Когда овцы снова вышли на улицу, было тихо. Моппла еще покачивало, но он умудрился съесть несколько цветков, неосторожно высаженных кем-то у мраморной колонны на площади.

Мапл направилась к выгону, но через несколько шагов остановилась, заметив, что Отелло за ней не пошел. Баран, как маленькое черное облако, стоял возле мраморной колонны. Мапл заблеяла, подгоняя его, но Отелло покачал головой.

— Я остаюсь, — заявил он.

Мапл в недоумении подняла уши. Но Отелло с загадочным видом исчез в тени изгороди. Мисс Мапл очень хотелось пойти за ним, но Моппл Уэльский был слаб и растерян, и она не смогла оставить его одного. Вдвоем они поплелись на луг.

Взгляд у Моппла оставался стеклянным. Мапл подбадривала его.

— Да, много интересного мы узнали, — сказала она. — А ты не хочешь выяснить, что случилось семь лет назад?

Она притихла. Семь лет! Немыслимый срок. Мапл была самой умной овцой в Гленнкилле, но и она не могла представить себе, что такое семь лет. Она попробовала начать с семи вёсен. И ничего не вспомнила. А семь зим? Хорошо запомнила она только последнюю зиму, когда Джордж прибил над входом в сарай старый ковер, чтобы защитить их от холодного ветра. Перед этим была еще одна зима, а перед ней — еще одна. След зим терялся в темноте.
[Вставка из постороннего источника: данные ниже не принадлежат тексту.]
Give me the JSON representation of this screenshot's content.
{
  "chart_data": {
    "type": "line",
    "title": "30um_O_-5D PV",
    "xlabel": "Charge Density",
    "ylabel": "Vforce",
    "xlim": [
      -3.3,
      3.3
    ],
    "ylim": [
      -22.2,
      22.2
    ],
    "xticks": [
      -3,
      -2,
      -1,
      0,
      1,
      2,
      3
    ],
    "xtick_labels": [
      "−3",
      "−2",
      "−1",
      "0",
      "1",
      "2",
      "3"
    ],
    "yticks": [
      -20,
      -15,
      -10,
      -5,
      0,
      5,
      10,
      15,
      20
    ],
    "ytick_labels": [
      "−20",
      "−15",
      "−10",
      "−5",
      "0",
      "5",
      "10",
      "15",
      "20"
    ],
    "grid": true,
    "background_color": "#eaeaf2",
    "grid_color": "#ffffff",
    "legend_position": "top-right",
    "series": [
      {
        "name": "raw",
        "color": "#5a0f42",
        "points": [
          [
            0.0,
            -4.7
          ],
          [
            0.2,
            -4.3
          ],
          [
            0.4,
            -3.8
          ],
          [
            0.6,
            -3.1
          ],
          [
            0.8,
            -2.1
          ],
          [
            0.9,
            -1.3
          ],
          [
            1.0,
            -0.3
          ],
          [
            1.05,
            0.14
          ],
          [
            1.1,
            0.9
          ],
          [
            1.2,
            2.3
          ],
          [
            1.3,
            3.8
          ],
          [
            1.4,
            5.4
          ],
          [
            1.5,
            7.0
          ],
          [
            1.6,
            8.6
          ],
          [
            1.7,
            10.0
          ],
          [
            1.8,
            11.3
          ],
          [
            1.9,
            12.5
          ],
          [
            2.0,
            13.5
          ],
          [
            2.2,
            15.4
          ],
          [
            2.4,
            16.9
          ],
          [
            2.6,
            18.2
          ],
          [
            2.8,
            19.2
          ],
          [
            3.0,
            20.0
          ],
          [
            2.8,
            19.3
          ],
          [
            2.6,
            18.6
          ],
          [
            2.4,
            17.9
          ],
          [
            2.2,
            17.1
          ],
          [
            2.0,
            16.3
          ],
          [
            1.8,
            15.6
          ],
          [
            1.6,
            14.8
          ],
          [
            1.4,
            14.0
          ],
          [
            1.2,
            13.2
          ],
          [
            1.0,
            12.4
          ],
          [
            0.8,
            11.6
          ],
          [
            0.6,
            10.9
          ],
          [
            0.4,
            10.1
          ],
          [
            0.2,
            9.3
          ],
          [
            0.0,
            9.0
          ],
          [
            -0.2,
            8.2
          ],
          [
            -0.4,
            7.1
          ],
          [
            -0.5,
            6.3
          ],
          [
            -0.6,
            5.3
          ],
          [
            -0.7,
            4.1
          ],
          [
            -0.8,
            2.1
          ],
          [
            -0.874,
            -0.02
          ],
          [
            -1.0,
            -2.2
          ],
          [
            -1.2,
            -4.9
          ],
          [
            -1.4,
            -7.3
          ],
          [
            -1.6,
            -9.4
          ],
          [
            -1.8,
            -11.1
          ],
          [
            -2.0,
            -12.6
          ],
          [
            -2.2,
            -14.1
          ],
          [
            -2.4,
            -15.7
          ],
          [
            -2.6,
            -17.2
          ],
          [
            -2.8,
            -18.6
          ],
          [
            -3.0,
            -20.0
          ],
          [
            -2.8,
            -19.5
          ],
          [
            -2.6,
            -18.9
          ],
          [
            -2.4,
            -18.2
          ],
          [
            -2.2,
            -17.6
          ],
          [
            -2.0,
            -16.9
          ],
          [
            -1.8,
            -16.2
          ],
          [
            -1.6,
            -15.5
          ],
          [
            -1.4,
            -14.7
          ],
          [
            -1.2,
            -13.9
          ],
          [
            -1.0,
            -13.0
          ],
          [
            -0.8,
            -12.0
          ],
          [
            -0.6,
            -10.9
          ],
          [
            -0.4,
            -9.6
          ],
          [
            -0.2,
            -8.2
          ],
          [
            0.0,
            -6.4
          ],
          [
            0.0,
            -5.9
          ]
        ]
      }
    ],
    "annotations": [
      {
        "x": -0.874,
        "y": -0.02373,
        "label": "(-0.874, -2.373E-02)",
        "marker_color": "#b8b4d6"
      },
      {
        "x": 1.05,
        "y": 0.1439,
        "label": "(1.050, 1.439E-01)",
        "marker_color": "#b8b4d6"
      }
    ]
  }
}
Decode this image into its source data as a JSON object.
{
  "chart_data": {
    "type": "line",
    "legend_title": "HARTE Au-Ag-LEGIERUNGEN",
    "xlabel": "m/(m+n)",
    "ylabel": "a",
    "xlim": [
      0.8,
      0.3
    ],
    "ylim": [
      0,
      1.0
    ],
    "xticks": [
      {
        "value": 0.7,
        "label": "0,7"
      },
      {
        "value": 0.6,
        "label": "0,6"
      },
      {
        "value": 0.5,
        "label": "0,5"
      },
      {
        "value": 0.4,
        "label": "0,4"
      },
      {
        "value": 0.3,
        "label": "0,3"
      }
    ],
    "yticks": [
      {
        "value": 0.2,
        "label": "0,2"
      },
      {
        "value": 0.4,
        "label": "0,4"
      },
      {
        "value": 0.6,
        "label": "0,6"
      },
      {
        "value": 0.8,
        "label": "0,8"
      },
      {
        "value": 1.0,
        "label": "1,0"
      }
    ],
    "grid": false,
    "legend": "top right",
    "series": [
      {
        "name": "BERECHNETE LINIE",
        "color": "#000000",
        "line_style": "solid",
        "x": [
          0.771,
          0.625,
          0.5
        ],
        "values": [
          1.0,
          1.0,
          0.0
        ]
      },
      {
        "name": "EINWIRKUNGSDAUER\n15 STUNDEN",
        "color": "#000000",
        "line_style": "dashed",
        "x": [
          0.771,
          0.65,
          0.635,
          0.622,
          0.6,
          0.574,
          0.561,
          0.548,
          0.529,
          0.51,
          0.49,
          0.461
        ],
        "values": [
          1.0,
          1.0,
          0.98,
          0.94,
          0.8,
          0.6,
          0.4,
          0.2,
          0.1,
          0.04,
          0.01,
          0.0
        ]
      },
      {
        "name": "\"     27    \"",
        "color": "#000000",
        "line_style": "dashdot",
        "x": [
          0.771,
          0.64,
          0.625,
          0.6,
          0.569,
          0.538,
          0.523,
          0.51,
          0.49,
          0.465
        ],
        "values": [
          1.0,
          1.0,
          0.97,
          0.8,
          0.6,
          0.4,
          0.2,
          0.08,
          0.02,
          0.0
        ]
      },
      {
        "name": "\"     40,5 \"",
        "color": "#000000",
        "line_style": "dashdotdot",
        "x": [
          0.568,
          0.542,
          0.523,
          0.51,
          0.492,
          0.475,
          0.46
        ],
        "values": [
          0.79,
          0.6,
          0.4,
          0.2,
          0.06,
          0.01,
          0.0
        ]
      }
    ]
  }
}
Моппл тем временем думал о своем.

— Это был мясник! — ахнул он вдруг.

— Почему ты так решил? — Мапл с беспокойством посмотрела на Моппла. — Потому что у него есть камера слежения? Мы даже не знаем, что это такое — камера слежения.

У Моппла на морде появилось упрямое выражение.

— Никто не любит мясника, — продолжала Мапл. — Но люди под липой все-таки боялись, что он умрет. Просто все боятся. А Джордж не был трусом.

— Но они пытались его напугать, — сказал Моппл. — Соломой.

Он удивился этой человеческой глупости.

Мапл кивнула:

— Предостережение.

И вдруг ее пронзила догадка. Мисс Мапл замерла. Моппл вопросительно посмотрел на нее.

— Моппл, — она волновалась, — если такая маленькая фигурка с палкой в груди была предостережением для Джорджа, то Джордж с лопатой в груди мог быть предостережением для кого-то другого?

Моппл беспомощно посмотрел на нее, но Мисс Мапл и не ждала от него ответа.

— И дети тоже боялись Джорджа. Почему? Почему все дети? Что в Джордже было такого страшного, что заставляло многих бояться? Моппл, — приказала она, — запомни про короля кобольдов.

— Король кобольдов, — пропыхтел Моппл.